Plans were in the works with Alameda and Tesla to reopen on May 18 which is also when the Detroit Three will also reopen. But Musk said no; he wanted the plant open May 8. When that date passed he filed an injunction against Alameda on May 9. 

Now it appears that Musk opened the plant on the 8th anyway. Workers confirmed that “around 200 Model Y and Model 3 vehicles were produced.” Truck haulers were seen leaving the Fremont, California, plant with full loads of cars. The parking lot was mostly filled Friday. Yeah, those are all good indications the plant was open for business.

Some workers have called local TV stations to complain

Tesla CEO Elon Musk gestures during the Tesla China-made Model 3 Delivery Ceremony in Shanghai. – Tesla CEO Elon Musk presented the first batch of made-in-China cars to ordinary buyers on January 7, 2020 in a milestone for the company’s new Shanghai “giga-factory”, but which comes as sales decelerate in the world’s largest electric-vehicle market. (Photo by STR / AFP) / China OUT (Photo by STR/AFP via Getty Images)

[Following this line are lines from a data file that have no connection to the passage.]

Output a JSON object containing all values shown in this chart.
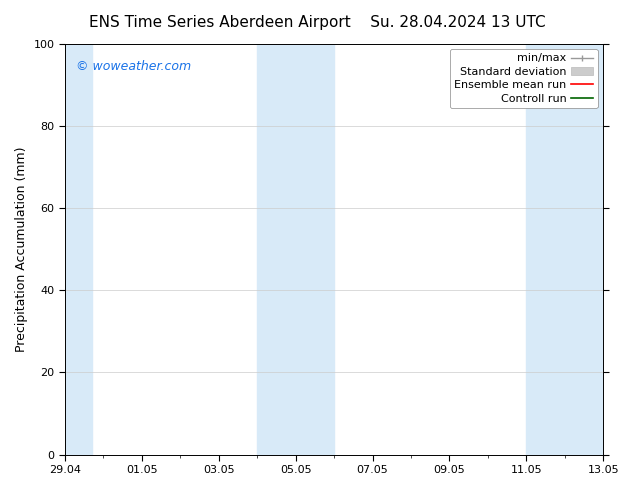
{
  "title_left": "ENS Time Series Aberdeen Airport",
  "title_right": "Su. 28.04.2024 13 UTC",
  "ylabel": "Precipitation Accumulation (mm)",
  "ylim": [
    0,
    100
  ],
  "yticks": [
    0,
    20,
    40,
    60,
    80,
    100
  ],
  "xtick_labels": [
    "29.04",
    "01.05",
    "03.05",
    "05.05",
    "07.05",
    "09.05",
    "11.05",
    "13.05"
  ],
  "background_color": "#ffffff",
  "plot_bg_color": "#ffffff",
  "shaded_color": "#d8eaf8",
  "legend_entries": [
    {
      "label": "min/max",
      "color": "#aaaaaa",
      "type": "line_with_caps"
    },
    {
      "label": "Standard deviation",
      "color": "#ccddee",
      "type": "fill"
    },
    {
      "label": "Ensemble mean run",
      "color": "#ff0000",
      "type": "line"
    },
    {
      "label": "Controll run",
      "color": "#008000",
      "type": "line"
    }
  ],
  "watermark_text": "© woweather.com",
  "watermark_color": "#1a73e8",
  "title_fontsize": 11,
  "tick_fontsize": 8,
  "ylabel_fontsize": 9,
  "legend_fontsize": 8
}
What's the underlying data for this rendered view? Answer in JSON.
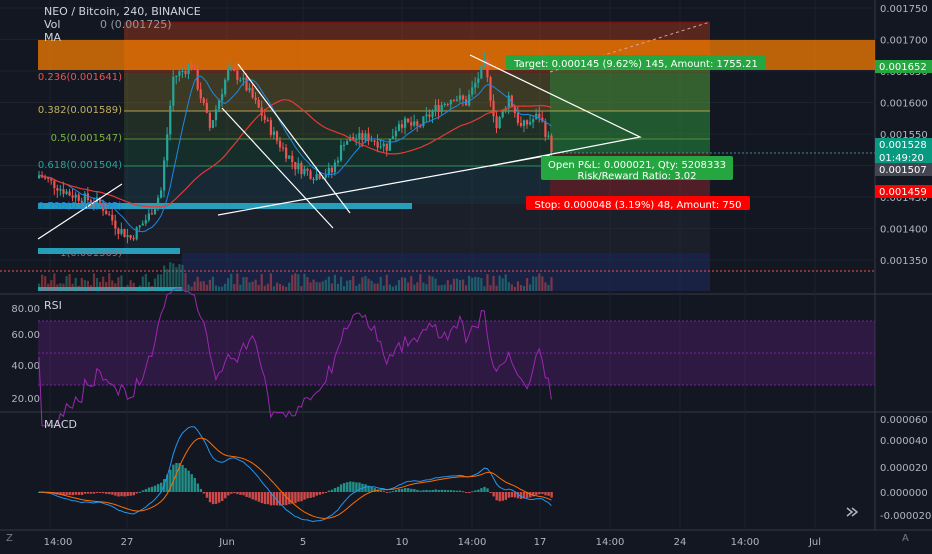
{
  "header": {
    "title": "NEO / Bitcoin, 240, BINANCE",
    "vol_label": "Vol",
    "vol_value": "0 (0.001725)",
    "ma_label": "MA"
  },
  "panes": {
    "rsi_label": "RSI",
    "macd_label": "MACD"
  },
  "price_axis": {
    "ticks": [
      "0.001750",
      "0.001700",
      "0.001650",
      "0.001600",
      "0.001550",
      "0.001500",
      "0.001450",
      "0.001400",
      "0.001350"
    ],
    "badges": [
      {
        "text": "0.001652",
        "color": "#26a641"
      },
      {
        "text": "0.001528",
        "color": "#089981"
      },
      {
        "text": "01:49:20",
        "color": "#089981"
      },
      {
        "text": "0.001507",
        "color": "#434651"
      },
      {
        "text": "0.001459",
        "color": "#ff0000"
      }
    ]
  },
  "rsi_axis": {
    "ticks": [
      "80.00",
      "60.00",
      "40.00",
      "20.00"
    ]
  },
  "macd_axis": {
    "ticks": [
      "0.000060",
      "0.000040",
      "0.000020",
      "0.000000",
      "-0.000020"
    ]
  },
  "time_axis": {
    "ticks": [
      "14:00",
      "27",
      "Jun",
      "5",
      "10",
      "14:00",
      "17",
      "14:00",
      "24",
      "14:00",
      "Jul"
    ],
    "corner_left": "Z",
    "corner_right": "A"
  },
  "fib_labels": [
    "0.236(0.001641)",
    "0.382(0.001589)",
    "0.5(0.001547)",
    "0.618(0.001504)",
    "1(0.001369)"
  ],
  "fib_partial": "0.786(0.001445)",
  "position": {
    "target": "Target: 0.000145 (9.62%) 145, Amount: 1755.21",
    "pnl": "Open P&L: 0.000021, Qty: 5208333",
    "rr": "Risk/Reward Ratio: 3.02",
    "stop": "Stop: 0.000048 (3.19%) 48, Amount: 750"
  },
  "colors": {
    "background": "#131722",
    "up": "#26a69a",
    "down": "#ef5350",
    "target_bg": "#26a641",
    "stop_bg": "#ff0000",
    "rsi_line": "#9c27b0",
    "macd_line": "#2196f3",
    "signal_line": "#ff6d00"
  },
  "icons": {
    "scroll_end": "double-arrow-icon"
  }
}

Tesla says it has strict safety guidelines in place learned from its Shanghai assembly plant. But some workers have called local TV stations to complain. They say they’ll lose their benefits if they don’t show up. But they also fear that safety is lax at the plant. So it’s all coming down to safety versus cranking out cars. 

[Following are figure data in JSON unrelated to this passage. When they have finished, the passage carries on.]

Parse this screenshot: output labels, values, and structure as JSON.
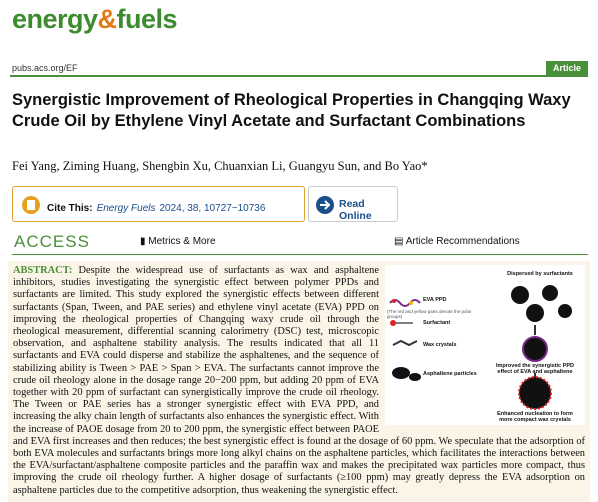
{
  "header": {
    "logo": [
      "energy",
      "&",
      "fuels"
    ],
    "url": "pubs.acs.org/EF",
    "badge": "Article"
  },
  "title": "Synergistic Improvement of Rheological Properties in Changqing Waxy Crude Oil by Ethylene Vinyl Acetate and Surfactant Combinations",
  "authors": "Fei Yang, Ziming Huang, Shengbin Xu, Chuanxian Li, Guangyu Sun, and Bo Yao*",
  "cite": {
    "label": "Cite This:",
    "journal": "Energy Fuels",
    "ref": "2024, 38, 10727−10736",
    "read": "Read Online"
  },
  "access": {
    "label": "ACCESS",
    "metrics": "Metrics & More",
    "recs": "Article Recommendations"
  },
  "abstract": {
    "label": "ABSTRACT:",
    "text": "Despite the widespread use of surfactants as wax and asphaltene inhibitors, studies investigating the synergistic effect between polymer PPDs and surfactants are limited. This study explored the synergistic effects between different surfactants (Span, Tween, and PAE series) and ethylene vinyl acetate (EVA) PPD on improving the rheological properties of Changqing waxy crude oil through the rheological measurement, differential scanning calorimetry (DSC) test, microscopic observation, and asphaltene stability analysis. The results indicated that all 11 surfactants and EVA could disperse and stabilize the asphaltenes, and the sequence of stabilizing ability is Tween > PAE > Span > EVA. The surfactants cannot improve the crude oil rheology alone in the dosage range 20−200 ppm, but adding 20 ppm of EVA together with 20 ppm of surfactant can synergistically improve the crude oil rheology. The Tween or PAE series has a stronger synergistic effect with EVA PPD, and increasing the alky chain length of surfactants also enhances the synergistic effect. With the increase of PAOE dosage from 20 to 200 ppm, the synergistic effect between PAOE and EVA first increases and then reduces; the best synergistic effect is found at the dosage of 60 ppm. We speculate that the adsorption of both EVA molecules and surfactants brings more long alkyl chains on the asphaltene particles, which facilitates the interactions between the EVA/surfactant/asphaltene composite particles and the paraffin wax and makes the precipitated wax particles more compact, thus improving the crude oil rheology further. A higher dosage of surfactants (≥100 ppm) may greatly depress the EVA adsorption on asphaltene particles due to the competitive adsorption, thus weakening the synergistic effect."
  },
  "figure": {
    "dispersed": "Dispersed by surfactants",
    "eva": "EVA PPD",
    "eva_note": "(The red and yellow parts denote the polar groups)",
    "surfactant": "Surfactant",
    "wax": "Wax crystals",
    "asphaltene": "Asphaltene particles",
    "improved": "Improved the synergistic PPD effect of EVA and asphaltene",
    "enhanced": "Enhanced nucleation to form more compact wax crystals"
  }
}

One of the problems for Tesla is that while other manufacturers have quietly abided by the lockdown mandates Musk has fought them at almost every step. So the precedent; not only for the Detroit Three but foreign manufacturers with plants here, has been to follow the rules. It paints a bad picture for Tesla in many respects.

If there is a resurgence of the virus after the restrictions have been eased can the manufacturers be held liable? Are Tesla and Musk getting set up for massive lawsuits should workers contract the coronavirus virus? If so it could cost Tesla far more than it is giving up by keeping closed. 

States have had to become the de facto government virus oversight

Tesla holding lot | Getty

Because of the lack of Federal guidance, the states have had to become the de facto government oversight, and different states are handling the lockdowns in different ways. Especially densely populated states have taken more drastic approaches to “flattening the curve” of coronavirus spread. Now it is becoming tougher to keep lockdowns going. 

California has seen rebuffs to California Governor Gavin Newson’s orders with crowds at beaches and hikers not abiding by “social distancing” rules. Some restaurants have reopened in defiance of Newsom’s orders. So this is the atmosphere surrounding Tesla’s reopening. 

FREMONT, CA – JULY 26: Robotics arms install the front seats to the Tesla Model 3 at the Tesla factory in Fremont, California, on Thursday, July 26, 2018. (Photo by Mason Trinca for The Washington Post via Getty Images)

This pandemic has done no one any good. But reducing regulations aimed at keeping people from contracting the virus could spark a second wave of infections. That would bring the obvious unwanted illness and death but would also put us back into lockdown until maybe 2021. That would be far worse than letting some of the death and illness numbers drop before slowly opening up the world.